I’ll start with the statement that most of my fellow ProCopywriters members will find heretical: AI has already made a significant portion of copywriters obsolete.
No, not all of us. Not yet. But if you’re writing formulaic landing pages, churning out product descriptions or crafting basic marketing emails, I’m afraid the canary in the coal mine stopped singing months ago.
What’s actually happening on the ground
For the past six months, I’ve been watching clients who once hired me for £500 per day now use ChatGPT to generate first drafts, then ask me to “just give it a quick polish” for a fraction of my previous rate. They’re not being malicious; they respond to market forces and capabilities that have genuinely shifted beneath our feet.
One marketing director at a FTSE 100 company recently told me: “We used to brief copywriters on campaigns, wait two weeks, and pay thousands. Now we generate 80% of what we need in-house with AI and just bring in specialists for the final 20% of refinement.”
The truth is that clients aren’t comparing AI copy to professional human copy. They’re comparing AI copy plus minimal human editing to professional copy, and finding that the former is good enough for many applications while being substantially cheaper and faster.
The hollowing out of the middle
What we’re witnessing isn’t a complete replacement of copywriters, but rather a hollowing out of the middle, exactly as we saw with photography, graphic design and web development in previous technological shifts.
The copywriting profession is splitting into three tiers:
- Those already replaced: Writers producing high-volume, formulaic content like basic product descriptions, simple landing pages and routine emails
- Those in the danger zone: Mid-level copywriters who lack specialist knowledge or distinctive voice but charge professional rates
- Those still thriving: Writers with deep specialist expertise, strategic insight, or extraordinary creative talent
If you’re in category two, this article isn’t meant to frighten you, but to serve as an urgent wake-up call. The window for repositioning yourself is closing rapidly.
The “just edit AI content” trap
Many copywriters accept smaller projects “polishing” AI-generated content, believing this represents a new stable equilibrium. It doesn’t.
As AI systems improve, the gap between what they produce and what clients consider acceptable will continue to narrow. The edit requests will become more minor and the budgets will shrink further. Eventually many clients will decide that internal staff with no writing background can handle these minimal tweaks.
If your value proposition has become “I can fix AI content,” you’ve already accepted a fundamentally diminished role – one that’s likely to shrink further with each model upgrade.

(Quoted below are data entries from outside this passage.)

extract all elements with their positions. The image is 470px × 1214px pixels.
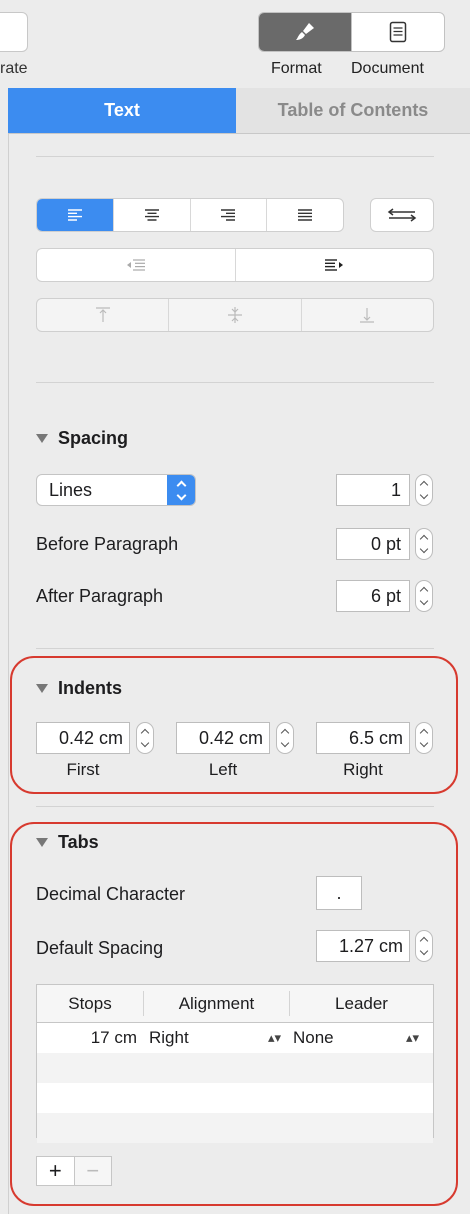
decrease-indent-button[interactable] xyxy=(37,249,235,281)
toolbar-button-partial[interactable] xyxy=(0,12,28,52)
alignment-popup[interactable]: Right ▴▾ xyxy=(137,1028,287,1048)
before-paragraph-field[interactable]: 0 pt xyxy=(336,528,410,560)
document-icon xyxy=(389,21,407,43)
align-left-button[interactable] xyxy=(37,199,113,231)
left-indent-field[interactable]: 0.42 cm xyxy=(176,722,270,754)
right-indent-stepper[interactable] xyxy=(415,722,433,754)
first-indent-stepper[interactable] xyxy=(136,722,154,754)
remove-tab-stop-button[interactable]: − xyxy=(73,1157,111,1185)
alignment-value: Right xyxy=(149,1028,189,1047)
vertical-alignment-control xyxy=(36,298,434,332)
align-right-button[interactable] xyxy=(189,199,267,231)
leader-popup[interactable]: None ▴▾ xyxy=(287,1028,433,1048)
align-middle-icon xyxy=(227,307,242,323)
table-row-empty xyxy=(37,1053,433,1083)
inspector-tabs: Text Table of Contents xyxy=(8,88,470,134)
before-paragraph-stepper[interactable] xyxy=(415,528,433,560)
line-spacing-field[interactable]: 1 xyxy=(336,474,410,506)
format-label: Format xyxy=(271,60,322,77)
table-row-empty xyxy=(37,1113,433,1143)
divider xyxy=(36,382,434,383)
default-spacing-field[interactable]: 1.27 cm xyxy=(316,930,410,962)
align-justify-icon xyxy=(298,209,313,221)
tabs-title: Tabs xyxy=(58,832,99,852)
align-bottom-button[interactable] xyxy=(300,299,433,331)
right-indent-label: Right xyxy=(343,760,383,779)
spacing-mode-popup[interactable]: Lines xyxy=(36,474,196,506)
left-indent-label: Left xyxy=(208,760,238,779)
text-direction-icon xyxy=(387,208,417,222)
align-left-icon xyxy=(67,209,82,221)
document-button[interactable] xyxy=(351,13,444,51)
paintbrush-icon xyxy=(296,23,314,40)
table-header: Stops Alignment Leader xyxy=(37,985,433,1023)
align-bottom-icon xyxy=(360,308,375,323)
toolbar-partial-label: rate xyxy=(0,60,28,77)
text-direction-button[interactable] xyxy=(370,198,434,232)
decimal-character-field[interactable]: . xyxy=(316,876,362,910)
indents-section-header[interactable]: Indents xyxy=(36,678,122,699)
first-indent-field[interactable]: 0.42 cm xyxy=(36,722,130,754)
tab-text[interactable]: Text xyxy=(8,88,236,133)
alignment-control xyxy=(36,198,344,232)
tab-table-of-contents[interactable]: Table of Contents xyxy=(236,88,470,133)
left-indent-stepper[interactable] xyxy=(276,722,294,754)
divider xyxy=(36,648,434,649)
tabs-section-header[interactable]: Tabs xyxy=(36,832,99,853)
add-tab-stop-button[interactable]: + xyxy=(37,1157,74,1185)
first-indent-label: First xyxy=(66,760,100,779)
tab-stops-table: Stops Alignment Leader 17 cm Right ▴▾ No… xyxy=(36,984,434,1143)
inspector-switcher xyxy=(258,12,445,52)
after-paragraph-field[interactable]: 6 pt xyxy=(336,580,410,612)
decrease-indent-icon xyxy=(126,259,145,271)
spacing-title: Spacing xyxy=(58,428,129,448)
indent-control xyxy=(36,248,434,282)
indents-title: Indents xyxy=(58,678,123,698)
default-spacing-label: Default Spacing xyxy=(36,938,164,958)
spacing-section-header[interactable]: Spacing xyxy=(36,428,128,449)
align-right-icon xyxy=(221,209,236,221)
column-alignment[interactable]: Alignment xyxy=(143,991,289,1016)
disclosure-triangle-icon xyxy=(36,434,48,443)
spacing-mode-value: Lines xyxy=(49,479,93,500)
divider xyxy=(36,156,434,157)
align-middle-button[interactable] xyxy=(168,299,300,331)
disclosure-triangle-icon xyxy=(36,684,48,693)
align-justify-button[interactable] xyxy=(266,199,343,231)
column-leader[interactable]: Leader xyxy=(289,991,433,1016)
before-paragraph-label: Before Paragraph xyxy=(36,534,179,554)
align-center-icon xyxy=(144,209,159,221)
align-top-icon xyxy=(95,307,110,322)
align-center-button[interactable] xyxy=(112,199,190,231)
increase-indent-button[interactable] xyxy=(234,249,434,281)
after-paragraph-stepper[interactable] xyxy=(415,580,433,612)
popup-chevron-icon xyxy=(167,475,195,505)
table-row-empty xyxy=(37,1083,433,1113)
add-remove-control: + − xyxy=(36,1156,112,1186)
decimal-character-label: Decimal Character xyxy=(36,884,186,904)
table-row[interactable]: 17 cm Right ▴▾ None ▴▾ xyxy=(37,1023,433,1053)
disclosure-triangle-icon xyxy=(36,838,48,847)
right-indent-field[interactable]: 6.5 cm xyxy=(316,722,410,754)
document-label: Document xyxy=(351,60,424,77)
toolbar: rate Format Document xyxy=(0,0,470,90)
column-stops[interactable]: Stops xyxy=(37,985,143,1022)
popup-chevron-icon: ▴▾ xyxy=(405,1030,419,1045)
stop-value[interactable]: 17 cm xyxy=(37,1028,137,1048)
increase-indent-icon xyxy=(325,259,344,271)
format-button[interactable] xyxy=(259,13,351,51)
leader-value: None xyxy=(293,1028,334,1047)
after-paragraph-label: After Paragraph xyxy=(36,586,164,606)
line-spacing-stepper[interactable] xyxy=(415,474,433,506)
align-top-button[interactable] xyxy=(37,299,168,331)
popup-chevron-icon: ▴▾ xyxy=(267,1030,281,1045)
divider xyxy=(36,806,434,807)
default-spacing-stepper[interactable] xyxy=(415,930,433,962)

How to survive (and even thrive)
Despite this grim assessment, there are clear paths forward for copywriters who are willing to adapt:
Specialise deeply in complex domains
I’ve built my career working at the intersection of complex systems and human vulnerability, crafting content for government services, healthcare systems and crisis support. These domains require deep understanding of regulatory frameworks, ethical considerations and human psychology that current AI systems struggle to replicate.

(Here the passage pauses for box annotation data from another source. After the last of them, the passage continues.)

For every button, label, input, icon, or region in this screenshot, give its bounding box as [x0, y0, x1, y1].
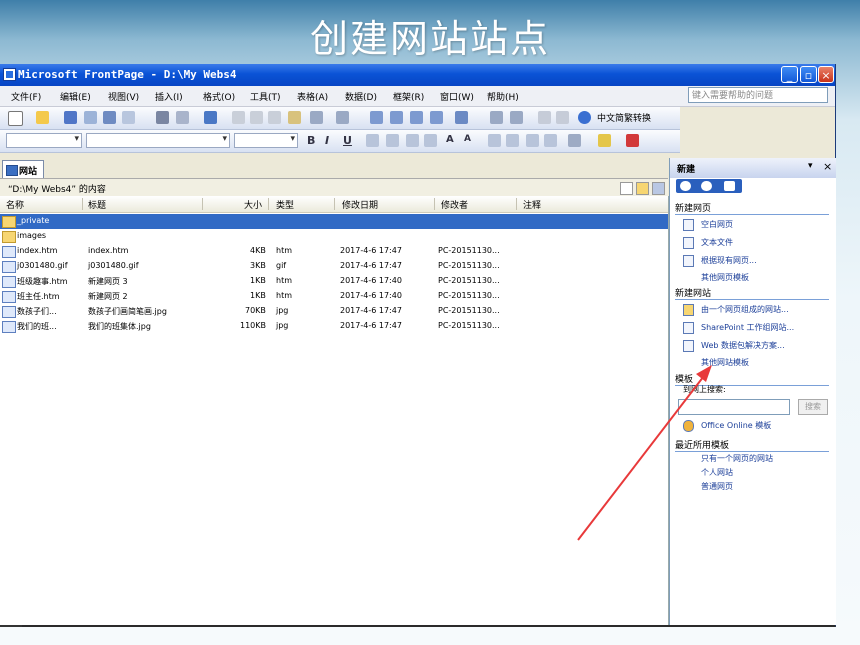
- annotation-arrow: [577, 365, 712, 541]
- annotation-arrow-shaft: [577, 371, 708, 541]
- slide-bottom-rule: [22, 625, 835, 627]
- annotation-arrow-head: [696, 365, 712, 382]
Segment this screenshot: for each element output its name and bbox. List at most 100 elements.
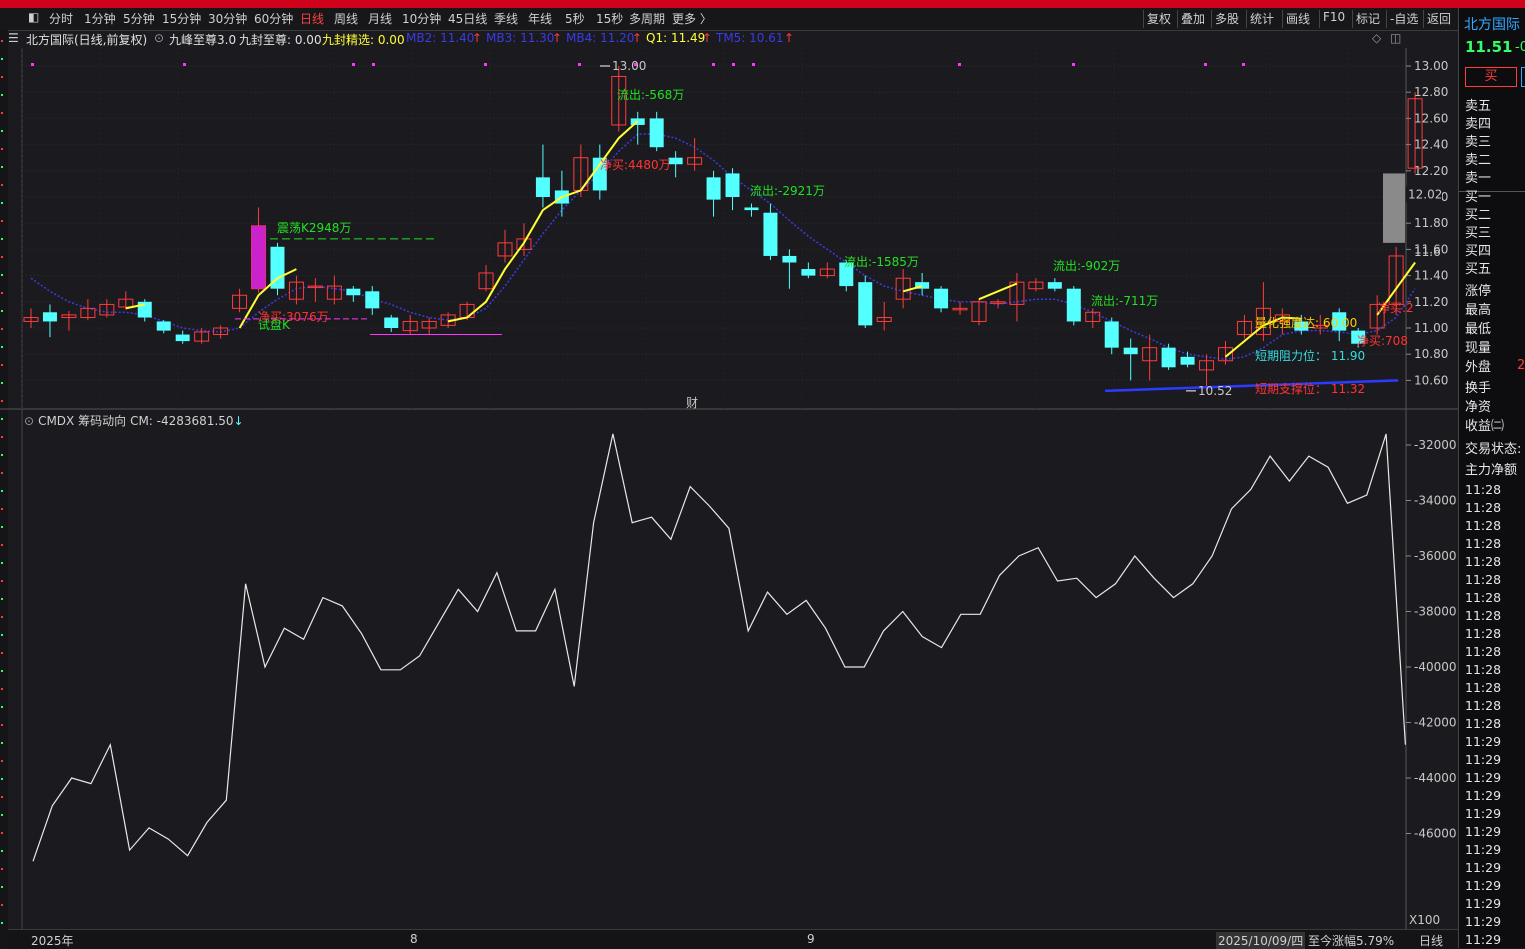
panel-price: 11.51	[1465, 38, 1513, 56]
toolbar-button-0[interactable]: 复权	[1147, 10, 1171, 27]
min-price-label: 10.52	[1198, 384, 1232, 398]
period-toolbar: ◧ 分时 1分钟 5分钟 15分钟 30分钟 60分钟 日线 周线 月线 10分钟 45日线 季线 年线…	[0, 8, 1458, 31]
order-book-row-5[interactable]: 买一	[1465, 186, 1491, 205]
diamond-icon[interactable]: ◇	[1372, 31, 1381, 45]
jingxuan-value: 九封精选: 0.00	[322, 33, 405, 47]
candle-body	[535, 177, 550, 197]
toolbar-button-6[interactable]: 标记	[1356, 10, 1380, 27]
chart-annotation-5: 流出:-2921万	[750, 184, 825, 198]
price-tick-label: 12.80	[1414, 85, 1448, 99]
order-book-row-1[interactable]: 卖四	[1465, 113, 1491, 132]
order-book-row-4[interactable]: 卖一	[1465, 167, 1491, 186]
order-book-row-6[interactable]: 买二	[1465, 204, 1491, 223]
stat-row-3: 现量	[1465, 341, 1492, 356]
x-label-sep: 9	[807, 932, 815, 946]
candle-body	[137, 301, 152, 318]
chart-annotation-7: 流出:-902万	[1053, 259, 1120, 273]
mb2-arrow: ↑	[472, 31, 483, 45]
price-tick-label: 13.00	[1414, 59, 1448, 73]
panel-change: -0	[1515, 40, 1525, 55]
buy-button[interactable]: 买	[1465, 67, 1517, 87]
main-net-amount: 主力净额	[1465, 463, 1518, 478]
tab-6[interactable]: 日线	[300, 10, 324, 27]
tick-time-4: 11:28	[1465, 554, 1502, 569]
tab-5[interactable]: 60分钟	[254, 10, 293, 27]
tab-12[interactable]: 年线	[528, 10, 552, 27]
tab-10[interactable]: 45日线	[448, 10, 487, 27]
tick-time-6: 11:28	[1465, 590, 1502, 605]
order-book-row-8[interactable]: 买四	[1465, 240, 1491, 259]
tab-7[interactable]: 周线	[334, 10, 358, 27]
tick-time-19: 11:29	[1465, 824, 1502, 839]
order-book-row-2[interactable]: 卖三	[1465, 131, 1491, 150]
candle-body	[934, 288, 949, 309]
tm5-arrow: ↑	[784, 31, 795, 45]
chart-annotation-6: 流出:-1585万	[844, 255, 919, 269]
tab-1[interactable]: 1分钟	[84, 10, 116, 27]
q1-value: Q1: 11.49	[646, 31, 706, 45]
cai-label: 财	[686, 396, 698, 410]
menu-icon[interactable]: ☰	[8, 31, 19, 45]
tab-3[interactable]: 15分钟	[162, 10, 201, 27]
tab-15[interactable]: 多周期	[629, 10, 665, 27]
tab-4[interactable]: 30分钟	[208, 10, 247, 27]
tab-11[interactable]: 季线	[494, 10, 518, 27]
order-book-row-3[interactable]: 卖二	[1465, 149, 1491, 168]
candle-body	[801, 269, 816, 276]
candle-body	[384, 317, 399, 328]
price-tick-label: 11.80	[1414, 216, 1448, 230]
jiufeng-value: 九封至尊: 0.00	[239, 33, 322, 47]
candlestick-chart[interactable]: 13.0012.8012.6012.4012.2012.0011.8011.60…	[0, 48, 1458, 410]
sub-indicator-name[interactable]: CMDX 筹码动向	[38, 414, 126, 428]
tick-time-23: 11:29	[1465, 896, 1502, 911]
order-book-row-9[interactable]: 买五	[1465, 258, 1491, 277]
order-book-row-0[interactable]: 卖五	[1465, 95, 1491, 114]
sidebar-toggle-icon[interactable]: ◧	[28, 10, 39, 24]
mb3-arrow: ↑	[552, 31, 563, 45]
tick-time-20: 11:29	[1465, 842, 1502, 857]
toolbar-button-4[interactable]: 画线	[1286, 10, 1310, 27]
price-tick-label: 11.00	[1414, 321, 1448, 335]
tab-0[interactable]: 分时	[49, 10, 73, 27]
stat-row-0: 涨停	[1465, 284, 1492, 299]
candle-body	[1104, 321, 1119, 348]
signal-marker	[1242, 63, 1245, 66]
chart-annotation-2: 试盘K	[258, 317, 291, 332]
x-label-year: 2025年	[31, 934, 74, 948]
toolbar-button-5[interactable]: F10	[1323, 10, 1345, 24]
current-bar-box	[1383, 173, 1405, 243]
window-toggle-icon[interactable]: ◫	[1390, 31, 1401, 45]
sub-y-tick-label: -36000	[1414, 549, 1457, 563]
tab-16[interactable]: 更多 〉	[672, 10, 712, 27]
tab-8[interactable]: 月线	[368, 10, 392, 27]
signal-marker	[484, 63, 487, 66]
cmdx-chart[interactable]: -32000 -34000 -36000 -38000 -40000 -42000 -440…	[0, 410, 1458, 929]
tab-9[interactable]: 10分钟	[402, 10, 441, 27]
sub-y-tick-label: -40000	[1414, 660, 1457, 674]
toolbar-button-2[interactable]: 多股	[1215, 10, 1239, 27]
order-book-row-7[interactable]: 买三	[1465, 222, 1491, 241]
toolbar-button-3[interactable]: 统计	[1250, 10, 1274, 27]
signal-marker	[352, 63, 355, 66]
cm-value: CM: -4283681.50	[130, 414, 234, 428]
indicator-dropdown-icon[interactable]: ⊙	[154, 31, 164, 45]
mb2-value: MB2: 11.40	[406, 31, 475, 45]
chart-annotation-12: 净买:708	[1357, 334, 1408, 348]
sell-button-edge[interactable]	[1521, 67, 1525, 87]
period-label[interactable]: 日线	[1419, 932, 1443, 949]
tab-2[interactable]: 5分钟	[123, 10, 155, 27]
toolbar-button-1[interactable]: 叠加	[1181, 10, 1205, 27]
toolbar-button-7[interactable]: -自选	[1390, 10, 1418, 27]
tick-time-8: 11:28	[1465, 626, 1502, 641]
trade-status: 交易状态:	[1465, 442, 1522, 457]
tab-14[interactable]: 15秒	[596, 10, 623, 27]
tab-13[interactable]: 5秒	[565, 10, 585, 27]
sub-indicator-dropdown-icon[interactable]: ⊙	[24, 414, 34, 428]
tick-time-11: 11:28	[1465, 680, 1502, 695]
toolbar-button-8[interactable]: 返回	[1427, 10, 1451, 27]
indicator-name[interactable]: 九峰至尊3.0	[169, 31, 236, 48]
sub-y-tick-label: -46000	[1414, 827, 1457, 841]
toolbar-separator	[1246, 10, 1247, 28]
tick-time-13: 11:28	[1465, 716, 1502, 731]
tick-time-18: 11:29	[1465, 806, 1502, 821]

The more specialised your knowledge – whether it’s in financial compliance, medical devices or complex B2B services – the more insulated you are from immediate replacement.
Reframe your role as a strategic partner
The most successful copywriters today aren’t merely writers; they’re strategic partners who understand business objectives, audience psychology and broader marketing ecosystems.
When a client sees you as the person who helps them achieve business outcomes, not just someone who produces words, you become significantly harder to replace.
Embrace the human elements AI cannot replicate
Despite impressive advances, AI still lacks genuine lived experience, cultural intuition and emotional intelligence. It cannot truly understand what it feels like to be a cancer patient seeking treatment information, a domestic abuse survivor reporting to police or a small business owner applying for crucial funding.
If your writing draws deeply on emotional resonance, cultural nuance and authentic human connection, you’re leveraging strengths that AI may never fully replicate.
Master the prompt, not just the polish
If clients use AI, position yourself as someone who can help them use it effectively. The skill of crafting precise prompts that generate useful first drafts is valuable and will remain so.
Rather than reluctantly editing AI content after the fact, proactively help clients develop prompt strategies that align with their brand voice, compliance requirements and strategic objectives.
An end and a beginning
For decades, copywriting has been a relatively accessible profession with a low barrier to entry. People who could write reasonably well could establish careers producing serviceable commercial content. That era is ending.
What replaces it is a profession with higher barriers to entry, requiring deeper expertise, more strategic thinking and greater creative distinctiveness. It’s a field where you can no longer succeed by being merely good enough.
The uncomfortable truth is that AI isn’t coming for copywriters’ jobs in some hypothetical future. It’s already here, already working and already changing the economics of our profession. The question isn’t whether this change will happen, but what you’ll do now that it has.
Will you be one of the copywriters who adapts and evolves or one who gradually finds themselves with fewer clients, smaller budgets and diminishing relevance? The choice, for now, remains yours.